Trent Stamp, president of Charity Navigator, a nonprofit watchdog group based in New Jersey, said he was not surprised by the results of the attorney general's review.

"What they're saying here is that they didn't break any laws even if they ran a large, high-profile nonprofit very poorly," said Stamp. "They were incompetent, but they weren't fraudulent."

But the review appeared to answer the concerns of one key legislator. State Senator Jack Hart of South Boston, whose sponsorship helped lead to $350,000 in state allocations to the Citi Center in each of the last two years, had said earlier this year that he was disturbed by the decision to pay Spaulding the bonus. Yesterday, Hart said the attorney general's review and his own recent meeting with Spaulding put him at ease.

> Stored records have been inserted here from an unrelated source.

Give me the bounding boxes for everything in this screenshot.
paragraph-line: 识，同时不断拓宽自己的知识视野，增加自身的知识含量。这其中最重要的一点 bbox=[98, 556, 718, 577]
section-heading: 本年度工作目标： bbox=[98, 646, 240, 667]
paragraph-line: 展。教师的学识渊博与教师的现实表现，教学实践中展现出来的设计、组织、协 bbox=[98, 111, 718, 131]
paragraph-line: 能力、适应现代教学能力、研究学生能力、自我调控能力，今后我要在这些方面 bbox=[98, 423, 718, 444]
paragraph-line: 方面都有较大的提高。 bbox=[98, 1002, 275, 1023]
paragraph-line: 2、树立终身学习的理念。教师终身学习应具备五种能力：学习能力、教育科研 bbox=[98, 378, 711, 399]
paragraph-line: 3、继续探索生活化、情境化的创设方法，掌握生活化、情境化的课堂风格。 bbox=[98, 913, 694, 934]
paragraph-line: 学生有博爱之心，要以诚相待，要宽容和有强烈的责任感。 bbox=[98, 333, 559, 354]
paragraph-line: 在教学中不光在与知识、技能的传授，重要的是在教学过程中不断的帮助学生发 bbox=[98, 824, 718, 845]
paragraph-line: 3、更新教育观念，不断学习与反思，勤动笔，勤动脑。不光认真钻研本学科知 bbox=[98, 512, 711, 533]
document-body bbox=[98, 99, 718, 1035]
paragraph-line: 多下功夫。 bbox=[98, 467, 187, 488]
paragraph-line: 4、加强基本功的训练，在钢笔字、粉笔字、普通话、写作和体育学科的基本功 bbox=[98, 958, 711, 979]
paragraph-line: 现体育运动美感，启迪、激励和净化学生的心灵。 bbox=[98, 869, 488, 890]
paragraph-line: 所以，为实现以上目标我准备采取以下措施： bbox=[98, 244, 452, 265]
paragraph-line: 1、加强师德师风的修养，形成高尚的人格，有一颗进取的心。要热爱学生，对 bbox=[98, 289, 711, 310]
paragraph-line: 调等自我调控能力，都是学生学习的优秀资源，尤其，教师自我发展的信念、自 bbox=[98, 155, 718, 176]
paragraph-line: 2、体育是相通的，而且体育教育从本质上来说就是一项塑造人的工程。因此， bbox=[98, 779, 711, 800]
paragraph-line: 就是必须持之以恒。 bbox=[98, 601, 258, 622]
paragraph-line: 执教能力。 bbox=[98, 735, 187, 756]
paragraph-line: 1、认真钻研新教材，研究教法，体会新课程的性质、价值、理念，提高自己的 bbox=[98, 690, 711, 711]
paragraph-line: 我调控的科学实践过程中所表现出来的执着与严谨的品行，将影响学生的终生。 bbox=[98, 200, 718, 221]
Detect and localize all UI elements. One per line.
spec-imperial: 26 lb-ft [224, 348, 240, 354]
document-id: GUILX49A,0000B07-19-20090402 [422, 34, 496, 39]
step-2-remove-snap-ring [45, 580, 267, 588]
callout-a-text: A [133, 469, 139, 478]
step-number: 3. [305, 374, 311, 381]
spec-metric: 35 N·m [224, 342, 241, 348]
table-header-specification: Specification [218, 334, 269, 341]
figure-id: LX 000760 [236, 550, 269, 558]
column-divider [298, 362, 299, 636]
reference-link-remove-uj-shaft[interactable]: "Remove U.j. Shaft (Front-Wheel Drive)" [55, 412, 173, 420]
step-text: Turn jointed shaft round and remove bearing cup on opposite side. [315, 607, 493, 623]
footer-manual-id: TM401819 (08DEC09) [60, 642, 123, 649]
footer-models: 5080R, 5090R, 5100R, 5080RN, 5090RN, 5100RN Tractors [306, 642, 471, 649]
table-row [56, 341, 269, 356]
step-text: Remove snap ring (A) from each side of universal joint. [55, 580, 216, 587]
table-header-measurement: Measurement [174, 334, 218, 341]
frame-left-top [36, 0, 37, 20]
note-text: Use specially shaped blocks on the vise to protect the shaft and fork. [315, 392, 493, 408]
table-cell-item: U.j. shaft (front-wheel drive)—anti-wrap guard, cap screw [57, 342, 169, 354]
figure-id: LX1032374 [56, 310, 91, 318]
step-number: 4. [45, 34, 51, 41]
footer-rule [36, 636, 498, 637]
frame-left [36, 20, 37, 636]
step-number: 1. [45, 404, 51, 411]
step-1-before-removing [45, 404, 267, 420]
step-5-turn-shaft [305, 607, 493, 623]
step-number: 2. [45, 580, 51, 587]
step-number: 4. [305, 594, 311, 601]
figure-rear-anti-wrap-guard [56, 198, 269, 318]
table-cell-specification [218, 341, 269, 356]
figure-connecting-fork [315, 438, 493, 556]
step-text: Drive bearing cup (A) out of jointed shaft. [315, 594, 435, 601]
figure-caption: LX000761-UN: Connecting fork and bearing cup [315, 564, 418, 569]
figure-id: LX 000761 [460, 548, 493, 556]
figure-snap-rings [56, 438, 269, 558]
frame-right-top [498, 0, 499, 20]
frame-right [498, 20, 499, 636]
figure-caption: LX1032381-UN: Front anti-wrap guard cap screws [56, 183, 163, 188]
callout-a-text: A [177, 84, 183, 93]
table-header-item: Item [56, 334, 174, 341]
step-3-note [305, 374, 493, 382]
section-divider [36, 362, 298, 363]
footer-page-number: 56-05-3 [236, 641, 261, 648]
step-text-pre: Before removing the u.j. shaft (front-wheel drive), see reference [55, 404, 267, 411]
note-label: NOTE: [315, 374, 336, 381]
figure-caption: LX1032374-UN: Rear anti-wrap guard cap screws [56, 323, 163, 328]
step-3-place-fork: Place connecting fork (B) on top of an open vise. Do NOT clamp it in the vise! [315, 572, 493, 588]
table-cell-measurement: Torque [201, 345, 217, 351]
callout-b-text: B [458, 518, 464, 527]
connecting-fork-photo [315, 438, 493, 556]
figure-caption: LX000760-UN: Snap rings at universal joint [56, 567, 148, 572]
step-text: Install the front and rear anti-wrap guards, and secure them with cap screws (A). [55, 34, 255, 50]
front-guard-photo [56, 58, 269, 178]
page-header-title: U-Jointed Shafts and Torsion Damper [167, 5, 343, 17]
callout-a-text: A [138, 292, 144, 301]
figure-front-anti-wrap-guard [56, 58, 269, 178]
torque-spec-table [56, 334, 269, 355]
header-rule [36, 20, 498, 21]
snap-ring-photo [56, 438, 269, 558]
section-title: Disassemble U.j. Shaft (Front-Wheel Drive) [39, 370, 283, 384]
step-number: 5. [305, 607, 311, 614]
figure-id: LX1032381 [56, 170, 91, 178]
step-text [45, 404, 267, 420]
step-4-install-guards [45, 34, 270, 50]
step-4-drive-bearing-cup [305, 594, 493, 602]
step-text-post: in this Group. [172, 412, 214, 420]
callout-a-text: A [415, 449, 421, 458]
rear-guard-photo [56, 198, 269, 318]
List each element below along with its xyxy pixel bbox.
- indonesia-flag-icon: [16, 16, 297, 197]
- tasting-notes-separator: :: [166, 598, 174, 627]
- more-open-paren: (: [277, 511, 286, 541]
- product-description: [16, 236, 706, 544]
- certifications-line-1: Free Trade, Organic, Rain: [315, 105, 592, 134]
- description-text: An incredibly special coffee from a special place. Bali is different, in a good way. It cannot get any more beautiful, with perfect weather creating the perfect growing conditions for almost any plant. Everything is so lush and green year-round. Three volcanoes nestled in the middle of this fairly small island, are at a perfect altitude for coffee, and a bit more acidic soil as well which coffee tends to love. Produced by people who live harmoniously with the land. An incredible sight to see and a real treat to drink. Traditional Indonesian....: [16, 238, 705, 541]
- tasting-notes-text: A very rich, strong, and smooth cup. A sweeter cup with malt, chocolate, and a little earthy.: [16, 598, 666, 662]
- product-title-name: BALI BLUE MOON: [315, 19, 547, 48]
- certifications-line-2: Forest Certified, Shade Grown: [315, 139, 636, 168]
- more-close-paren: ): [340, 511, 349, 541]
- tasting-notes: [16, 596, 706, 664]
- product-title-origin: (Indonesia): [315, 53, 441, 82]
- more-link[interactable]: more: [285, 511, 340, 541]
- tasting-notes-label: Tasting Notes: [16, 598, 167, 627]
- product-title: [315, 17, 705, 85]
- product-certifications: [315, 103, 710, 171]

"I'm satisfied moving forward, and I don't have any qualms about supporting his organization in the future," said Hart.

Poduska said yesterday that the Citi Center board remains pleased with Spaulding's performance. "We want him to stay for the long term," Poduska said.

As part of his inquiry, Spackman reviewed Citi Center records and interviewed key board members. He said the Citi Center could not locate minutes from the May 3, 2001, meeting at which it approved a five-year contract with Spaulding that included the $1.2 million retention bonus, which would accrue until it was to be paid out in 2006.

According to Spackman's report, Spaulding's base salary was set in that contract at $304,000 a year, but he received performance bonuses that, at times, brought his pay up to just over $500,000. Spackman noted that to receive those performance bonuses, Spaulding needed to demonstrate " 'high performance' in accordance with 'high performance objectives' " created by the compensation committee.

Spaulding is currently working without a contract, but he has agreed verbally to stay until the Citi Center has implemented its strategic plan, which calls in part for partnerships and mergers with other organizations, Poduska said. That could keep Spaulding in place through at least 2012, Poduska said.